THE INAUGURATION:
By Lynne Duke
Washington Post Staff Writer
THE WASHINGTON POST
JANUARY 20, 1989
Washington Post Staff Writer
The place dubbed "peace park"
by demonstrators, where homeless
people recline during the day and
watch the world go by, has been
seized by the inaugural machine. Its
perimeter is ringed with fencing
and bleachers that are 13 rows
high. Miles and miles of cable snake
along its brick walkways.
Its lawns are jam packed with 32
trailers for the media, the National
Park Service, U.S. Park Police, the
telephone company, construction
crews and a commissary. And tourists fill the sidewalks around the
park, gawking at the sights of the
nation's capital, including the men,
women and children who have no
place to call home.
Homeless people flock to the
park, several said, because they feel
a sense of belonging with the people
there, including the perennial protesters against such things as war, the arms race and pollution.

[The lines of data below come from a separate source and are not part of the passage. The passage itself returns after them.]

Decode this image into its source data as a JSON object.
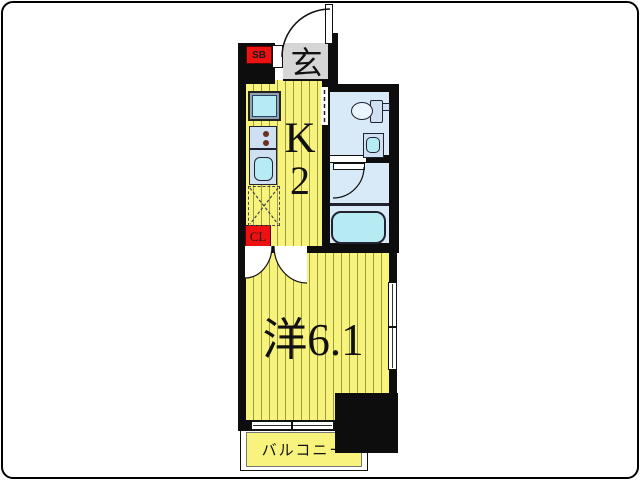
{
  "floorplan": {
    "type": "japanese-apartment-floor-plan",
    "labels": {
      "shoe_box": "SB",
      "entrance": "玄",
      "kitchen_letter": "K",
      "kitchen_size": "2",
      "main_room": "洋6.1",
      "closet": "CL",
      "balcony": "バルコニー"
    },
    "fixtures": [
      "washing-machine-space",
      "gas-stove",
      "kitchen-sink",
      "refrigerator-space",
      "toilet",
      "wash-basin",
      "bathtub"
    ],
    "colors": {
      "wall": "#0d0d0d",
      "floor_yellow": "#f8f37d",
      "floor_stripe": "#9c9c42",
      "entrance_gray": "#d6d6d6",
      "wet_floor": "#d8eaf8",
      "fixture_cyan": "#b6ebf3",
      "fixture_blue": "#cfe0f3",
      "accent_red": "#ee1111"
    }
  }
}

Their access to the park, however, has been curtailed during the
last few weeks as inaugural preparations have intensified. They have
been allowed only on the park's
northeastern fringe. Today, they
will be fenced in there, in an area
set aside for demonstrators.
"I finally put it in perspective,
said a peace demonstrator who calls
himself Song. "We're being bleachered to death."